Lyne Hébert

Garder vivante la flamme de Gentilly

On croirait qu’en assumant la direction d’une des plus grosses résidences pour les aînés de la région, depuis 2002, Lyne Hébert en aurait assez pour s’occuper, mais non. «Je suis une fille de projets et je les vis avec mon cœur. Je suis une passionnée», dit-elle. Même si la Villa Domaine Saint-Grégoire a fait l’objet d’un agrandissement important, il y a quelques mois, Mme Hébert n’a délaissé aucune de ses activités bénévoles, notamment la trésorerie du Carnaval de Gentilly où elle œuvre depuis 21 ans.

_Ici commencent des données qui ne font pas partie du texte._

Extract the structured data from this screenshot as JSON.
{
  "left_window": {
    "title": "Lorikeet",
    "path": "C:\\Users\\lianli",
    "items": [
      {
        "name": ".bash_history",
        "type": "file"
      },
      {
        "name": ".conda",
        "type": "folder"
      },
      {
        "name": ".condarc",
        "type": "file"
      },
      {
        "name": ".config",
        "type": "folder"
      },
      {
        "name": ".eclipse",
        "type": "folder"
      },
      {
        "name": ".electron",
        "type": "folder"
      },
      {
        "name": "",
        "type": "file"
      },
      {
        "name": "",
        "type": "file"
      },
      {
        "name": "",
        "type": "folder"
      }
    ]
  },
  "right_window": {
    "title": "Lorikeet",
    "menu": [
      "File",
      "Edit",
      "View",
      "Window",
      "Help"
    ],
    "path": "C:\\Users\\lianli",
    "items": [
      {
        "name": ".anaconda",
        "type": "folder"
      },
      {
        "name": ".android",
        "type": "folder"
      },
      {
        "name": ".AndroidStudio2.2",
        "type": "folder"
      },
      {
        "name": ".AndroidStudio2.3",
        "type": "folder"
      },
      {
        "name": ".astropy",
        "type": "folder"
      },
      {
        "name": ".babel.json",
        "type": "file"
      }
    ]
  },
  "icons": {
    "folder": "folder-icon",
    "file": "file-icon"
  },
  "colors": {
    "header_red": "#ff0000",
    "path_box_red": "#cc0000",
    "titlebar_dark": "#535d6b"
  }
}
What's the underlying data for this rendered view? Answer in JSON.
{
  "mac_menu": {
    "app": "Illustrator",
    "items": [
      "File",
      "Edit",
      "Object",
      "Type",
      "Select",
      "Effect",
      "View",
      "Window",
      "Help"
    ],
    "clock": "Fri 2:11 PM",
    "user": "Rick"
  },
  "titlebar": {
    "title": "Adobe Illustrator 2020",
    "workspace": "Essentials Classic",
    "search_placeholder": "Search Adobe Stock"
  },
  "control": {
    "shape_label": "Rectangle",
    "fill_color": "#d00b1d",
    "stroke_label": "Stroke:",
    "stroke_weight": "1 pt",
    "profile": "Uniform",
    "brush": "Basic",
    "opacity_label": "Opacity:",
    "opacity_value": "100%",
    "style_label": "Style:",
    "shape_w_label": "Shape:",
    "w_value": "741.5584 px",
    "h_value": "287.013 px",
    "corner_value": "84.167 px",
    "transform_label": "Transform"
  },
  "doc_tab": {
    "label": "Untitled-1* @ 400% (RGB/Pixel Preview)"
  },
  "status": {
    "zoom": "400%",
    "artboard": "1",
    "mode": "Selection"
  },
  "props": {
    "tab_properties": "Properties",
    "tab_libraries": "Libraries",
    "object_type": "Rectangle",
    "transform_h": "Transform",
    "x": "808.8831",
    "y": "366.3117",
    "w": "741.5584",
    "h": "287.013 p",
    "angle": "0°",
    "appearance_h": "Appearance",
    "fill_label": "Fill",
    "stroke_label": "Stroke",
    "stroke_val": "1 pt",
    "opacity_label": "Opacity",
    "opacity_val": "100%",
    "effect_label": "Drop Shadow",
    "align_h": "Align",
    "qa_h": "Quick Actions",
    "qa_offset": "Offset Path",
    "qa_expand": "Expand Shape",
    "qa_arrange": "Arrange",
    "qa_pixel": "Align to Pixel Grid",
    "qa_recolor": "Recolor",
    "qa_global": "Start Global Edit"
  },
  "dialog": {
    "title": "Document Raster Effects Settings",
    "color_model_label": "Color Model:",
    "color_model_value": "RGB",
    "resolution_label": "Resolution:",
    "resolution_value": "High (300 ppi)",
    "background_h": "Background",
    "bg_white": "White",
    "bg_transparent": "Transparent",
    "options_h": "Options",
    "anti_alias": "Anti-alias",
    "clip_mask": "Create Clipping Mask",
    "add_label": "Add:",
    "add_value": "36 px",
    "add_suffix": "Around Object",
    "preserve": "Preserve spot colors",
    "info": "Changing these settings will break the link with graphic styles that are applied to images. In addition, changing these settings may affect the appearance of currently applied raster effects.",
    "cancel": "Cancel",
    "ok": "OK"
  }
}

Rien ne lui fait plus plaisir que de concocter des événements, avec ses amis, afin de garder vivante la flamme de «son» village, Gentilly, auquel elle porte un profond attachement même s’il est devenu depuis longtemps un secteur de Bécancour.

En 1997, alors qu’elle s’implique à fond pour soutenir des activités de nage synchronisée, Lyne Hébert décide de donner temps et énergie au Carnaval de Gentilly qui célébrera d’ailleurs son 50e anniversaire cette année. «Le Carnaval, c’est une fierté chez nous», insiste-t-elle. Elle y organisera des soirées, s’occupera de la billetterie et principalement de la trésorerie. Les chiffres sont en effet devenus rapidement sa passion dans la vie même si elle avait orienté sa carrière, au départ, vers l’éducation spécialisée.

Alors que ses filles ont respectivement 6 et 8 ans, en 1989, elles éprouvent le désir de pratiquer la nage synchronisée, un sport qui était alors offert à la piscine de la polyvalente de Saint-Pierre-les-Becquets. Rapidement, les deux petites nageuses visent la compétition. Un comité de parents s’est alors formé et pendant 12 ans, Lyne Hébert en assumera la trésorerie. «J’organisais des compétitions avec Céline Thibodeau de Gentilly. On organisait des spectacles de fin d’année. On a fait des costumes et des décors. On présentait vraiment de très beaux spectacles», se souvient-elle. Pendant deux ou trois ans, cette bénévole énergique trouvera le moyen de s’impliquer à la fois dans la nage synchronisée et le Carnaval de Gentilly.

Lyne Hébert n’en était pas à ses premières implications sociales. Au milieu des années 1980, elle avait démarré, avec un groupe de femmes, un petit service d’animation pour permettre aux jeunes enfants de 2 à 5 ans de jouer ensemble une demi-journée par semaine. «On avait engagé une éducatrice. L’idée nous était venue après un souper de filles», raconte-t-elle. C’est que les mamans se rendaient visite de toute façon pour boire un café ensemble et permettre à leurs enfants de jouer entre eux. Il n’y avait donc qu’un pas à faire pour créer ce qui allait devenir l’Atelier Petit Page.

Ce goût de s’impliquer n’a jamais quitté Lyne Hébert par la suite.

Depuis quelques années, elle s’investit également dans le comité de loisirs de Gentilly à titre de secrétaire. Elle constatait que les bénévoles en place commençaient à s’essouffler. «Ça me tenait à cœur que ça ne tombe pas», dit-elle. «J’ai grandi dans un village qui bouge», explique-t-elle, donc pas question de laisser les loisirs à la Ville. Le dynamisme de l’équipe renouvelée déteint chez des plus jeunes qui, finalement, prendront la relève, à la plus grande joie de cette citoyenne dynamique. «Mon mandat se termine au printemps. On a de la relève», se réjouit-elle.

Lyne Hébert ne manque pas une seule occasion de faire du bénévolat dans son milieu. Et c’est toujours une belle occasion de mobiliser des amies proches. L’an passé, son petit groupe d’une demi-douzaine de femmes a organisé des activités pour la Saint-Jean. Pas de gros feu, tient-elle à préciser, car l’idée n’était pas de nuire aux activités déjà bien implantées dans certaines municipalités voisines. «On a fait une belle Saint-Jean de jour», dit-elle, question de créer un peu d’ambiance dans le cœur villageois. Encore une fois, Lyne Hébert espère avoir démarré quelque chose qui attirera de la relève.

Le 16 novembre, Lyne Hébert sera reçue au Parlement de Québec pour la remise du Prix du bénévolat en loisir et en sport Dollard-Morin.